Unfortunately, the movie wins the first battle, but loses the war.
The first scene is an ass-kicking head scratcher setting the stage for political intrigue and fists-and-feet of fury. From there, The Art of War is occasionally ass-kicking, but the only head scratching to follow is when you ask yourself why no one saw just how transparent the plot is.
Shaw (Wesley Snipes) is an operative working for Eleanor Hooks (Anne Archer), who heads a covert organization for the Secretary General of the United Nations (Donald Sutherland). On the eve of a historic free trade agreement between the US and China, Ambassador Wu (James Hong) is assassinated.
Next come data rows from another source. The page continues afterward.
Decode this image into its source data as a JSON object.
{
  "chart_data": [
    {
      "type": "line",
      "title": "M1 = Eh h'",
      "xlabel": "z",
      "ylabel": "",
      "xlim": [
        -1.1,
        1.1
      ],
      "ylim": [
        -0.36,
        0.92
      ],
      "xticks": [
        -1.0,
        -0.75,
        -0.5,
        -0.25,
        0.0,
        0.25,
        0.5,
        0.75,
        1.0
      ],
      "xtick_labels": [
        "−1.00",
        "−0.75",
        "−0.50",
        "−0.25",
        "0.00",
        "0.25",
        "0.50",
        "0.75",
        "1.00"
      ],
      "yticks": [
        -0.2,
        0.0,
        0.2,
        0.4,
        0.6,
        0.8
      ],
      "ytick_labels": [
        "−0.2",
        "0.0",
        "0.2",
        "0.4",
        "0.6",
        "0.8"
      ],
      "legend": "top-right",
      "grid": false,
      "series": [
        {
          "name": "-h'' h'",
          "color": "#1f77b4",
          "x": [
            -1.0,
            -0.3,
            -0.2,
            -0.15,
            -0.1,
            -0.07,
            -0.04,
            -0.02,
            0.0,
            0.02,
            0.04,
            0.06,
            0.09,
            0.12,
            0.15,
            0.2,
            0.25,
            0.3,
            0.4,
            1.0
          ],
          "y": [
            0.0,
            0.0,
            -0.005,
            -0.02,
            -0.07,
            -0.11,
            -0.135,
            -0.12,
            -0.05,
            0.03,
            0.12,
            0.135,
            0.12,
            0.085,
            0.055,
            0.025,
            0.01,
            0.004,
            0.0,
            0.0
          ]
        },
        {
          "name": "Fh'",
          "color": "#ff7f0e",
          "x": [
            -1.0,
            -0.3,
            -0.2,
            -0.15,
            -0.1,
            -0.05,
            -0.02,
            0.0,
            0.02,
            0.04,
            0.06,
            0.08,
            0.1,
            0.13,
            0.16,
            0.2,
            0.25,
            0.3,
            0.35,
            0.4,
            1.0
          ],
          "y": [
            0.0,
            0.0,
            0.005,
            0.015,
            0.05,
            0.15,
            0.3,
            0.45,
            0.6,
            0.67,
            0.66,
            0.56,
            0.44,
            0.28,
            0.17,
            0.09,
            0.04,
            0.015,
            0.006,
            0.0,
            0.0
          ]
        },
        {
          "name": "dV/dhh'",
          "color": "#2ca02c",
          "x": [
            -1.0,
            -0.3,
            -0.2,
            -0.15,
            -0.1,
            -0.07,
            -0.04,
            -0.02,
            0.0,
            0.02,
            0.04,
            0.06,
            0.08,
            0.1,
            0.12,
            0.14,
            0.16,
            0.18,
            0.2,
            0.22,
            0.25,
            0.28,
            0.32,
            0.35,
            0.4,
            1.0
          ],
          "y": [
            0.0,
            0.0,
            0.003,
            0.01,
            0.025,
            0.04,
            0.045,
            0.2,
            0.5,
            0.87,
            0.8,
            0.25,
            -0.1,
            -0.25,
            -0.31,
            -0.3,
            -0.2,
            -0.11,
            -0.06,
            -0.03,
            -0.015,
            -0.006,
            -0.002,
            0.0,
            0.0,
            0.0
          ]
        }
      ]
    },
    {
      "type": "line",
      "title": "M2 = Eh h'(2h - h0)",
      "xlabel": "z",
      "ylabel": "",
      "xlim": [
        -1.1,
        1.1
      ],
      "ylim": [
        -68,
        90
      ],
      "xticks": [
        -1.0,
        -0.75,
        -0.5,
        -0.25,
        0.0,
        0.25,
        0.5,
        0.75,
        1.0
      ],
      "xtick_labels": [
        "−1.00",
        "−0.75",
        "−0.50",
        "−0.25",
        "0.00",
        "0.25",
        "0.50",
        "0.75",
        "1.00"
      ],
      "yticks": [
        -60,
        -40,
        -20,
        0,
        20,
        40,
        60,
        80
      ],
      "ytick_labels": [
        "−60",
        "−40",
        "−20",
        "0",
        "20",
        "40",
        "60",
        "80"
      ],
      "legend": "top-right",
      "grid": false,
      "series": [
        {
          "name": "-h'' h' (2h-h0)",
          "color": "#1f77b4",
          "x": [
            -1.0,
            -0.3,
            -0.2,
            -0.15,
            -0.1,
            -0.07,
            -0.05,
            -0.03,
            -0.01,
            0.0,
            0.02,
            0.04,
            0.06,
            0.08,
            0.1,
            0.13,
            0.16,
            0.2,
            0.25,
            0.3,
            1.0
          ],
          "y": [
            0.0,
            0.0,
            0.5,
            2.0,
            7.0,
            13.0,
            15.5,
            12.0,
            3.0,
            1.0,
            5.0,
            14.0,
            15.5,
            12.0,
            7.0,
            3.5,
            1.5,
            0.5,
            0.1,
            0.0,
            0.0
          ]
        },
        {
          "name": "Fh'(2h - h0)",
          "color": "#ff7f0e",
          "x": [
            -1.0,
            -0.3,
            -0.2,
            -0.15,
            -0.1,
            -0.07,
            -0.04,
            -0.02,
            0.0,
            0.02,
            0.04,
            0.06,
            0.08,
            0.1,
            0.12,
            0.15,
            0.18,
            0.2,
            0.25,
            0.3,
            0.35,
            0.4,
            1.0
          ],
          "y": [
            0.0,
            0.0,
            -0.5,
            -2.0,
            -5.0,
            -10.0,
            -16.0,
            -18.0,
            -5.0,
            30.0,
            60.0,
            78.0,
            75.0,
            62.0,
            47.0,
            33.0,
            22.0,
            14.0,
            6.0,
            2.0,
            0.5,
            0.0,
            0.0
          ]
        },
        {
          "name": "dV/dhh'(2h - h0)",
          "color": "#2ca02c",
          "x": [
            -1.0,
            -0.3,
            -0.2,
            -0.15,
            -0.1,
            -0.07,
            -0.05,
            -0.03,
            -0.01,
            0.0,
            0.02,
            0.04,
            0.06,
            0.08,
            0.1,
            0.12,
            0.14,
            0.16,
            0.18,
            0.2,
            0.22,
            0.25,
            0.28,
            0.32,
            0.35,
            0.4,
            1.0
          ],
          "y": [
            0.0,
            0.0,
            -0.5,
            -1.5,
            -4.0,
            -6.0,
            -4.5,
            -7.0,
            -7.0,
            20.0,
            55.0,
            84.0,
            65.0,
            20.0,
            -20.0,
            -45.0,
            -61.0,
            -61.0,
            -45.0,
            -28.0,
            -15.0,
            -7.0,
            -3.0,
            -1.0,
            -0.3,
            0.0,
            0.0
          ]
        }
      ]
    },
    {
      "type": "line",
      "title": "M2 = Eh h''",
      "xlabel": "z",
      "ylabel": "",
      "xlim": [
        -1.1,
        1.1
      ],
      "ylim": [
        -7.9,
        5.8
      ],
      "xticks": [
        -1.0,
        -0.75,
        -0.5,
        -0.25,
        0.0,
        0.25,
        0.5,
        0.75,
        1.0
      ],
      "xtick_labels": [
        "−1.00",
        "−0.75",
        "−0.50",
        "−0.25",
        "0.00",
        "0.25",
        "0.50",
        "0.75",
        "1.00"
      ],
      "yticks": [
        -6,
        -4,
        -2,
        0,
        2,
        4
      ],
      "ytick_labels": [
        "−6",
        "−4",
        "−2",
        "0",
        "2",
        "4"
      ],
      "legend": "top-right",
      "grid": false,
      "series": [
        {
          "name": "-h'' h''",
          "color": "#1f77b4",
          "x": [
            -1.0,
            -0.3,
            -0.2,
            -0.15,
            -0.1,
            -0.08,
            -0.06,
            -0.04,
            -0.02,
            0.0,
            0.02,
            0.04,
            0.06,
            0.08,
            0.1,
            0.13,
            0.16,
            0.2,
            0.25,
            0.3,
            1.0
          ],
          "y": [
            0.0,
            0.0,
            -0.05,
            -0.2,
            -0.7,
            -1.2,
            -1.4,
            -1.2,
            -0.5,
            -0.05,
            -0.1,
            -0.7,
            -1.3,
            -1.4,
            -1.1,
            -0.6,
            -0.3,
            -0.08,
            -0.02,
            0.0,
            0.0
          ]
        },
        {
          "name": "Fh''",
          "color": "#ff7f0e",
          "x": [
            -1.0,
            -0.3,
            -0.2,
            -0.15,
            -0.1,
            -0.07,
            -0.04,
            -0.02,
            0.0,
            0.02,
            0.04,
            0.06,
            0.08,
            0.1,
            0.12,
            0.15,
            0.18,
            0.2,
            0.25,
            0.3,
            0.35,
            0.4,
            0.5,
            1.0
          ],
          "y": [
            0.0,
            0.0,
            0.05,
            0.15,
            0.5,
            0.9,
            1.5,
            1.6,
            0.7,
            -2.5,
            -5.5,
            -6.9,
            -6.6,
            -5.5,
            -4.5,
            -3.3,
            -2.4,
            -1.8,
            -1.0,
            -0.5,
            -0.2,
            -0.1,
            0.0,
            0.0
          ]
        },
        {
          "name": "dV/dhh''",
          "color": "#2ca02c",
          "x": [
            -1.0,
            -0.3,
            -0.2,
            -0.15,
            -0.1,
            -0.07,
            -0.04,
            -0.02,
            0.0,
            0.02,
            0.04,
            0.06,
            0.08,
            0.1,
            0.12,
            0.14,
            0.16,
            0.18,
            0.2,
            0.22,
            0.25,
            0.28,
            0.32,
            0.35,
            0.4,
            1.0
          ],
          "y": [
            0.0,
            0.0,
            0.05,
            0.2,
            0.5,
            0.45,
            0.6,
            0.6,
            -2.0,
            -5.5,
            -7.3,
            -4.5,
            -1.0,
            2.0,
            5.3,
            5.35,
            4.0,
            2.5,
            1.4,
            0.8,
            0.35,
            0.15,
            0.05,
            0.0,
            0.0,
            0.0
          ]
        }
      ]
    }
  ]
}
In the hubbub that follows, Shaw’s partner Bly (Michael Biehn) is also murdered and Shaw becomes the prime suspect in the whole shebang. While in the custody of FBI agent Cappella (Maury Chaykin), Shaw escapes, thanks to The Triad, who are in town apparently to blow some shit up.
On the lam, Shaw begins to put the pieces of the puzzle together with the reluctant assistance of beautiful UN translator Julia (Marie Matiko) and discovers that he has been framed in an elaborate plot orchestrated by the great puppetmaster. Guess who?
As convoluted as The Art of War is, it is remarkably predictable. Every twist-and-turn is telegraphed; every should-be shocker is two steps behind. The only spoils The Art of War can claim are several well-choreographed and beautifully shot action sequences and the performance of Maury Chaykin. A hollow victory at best.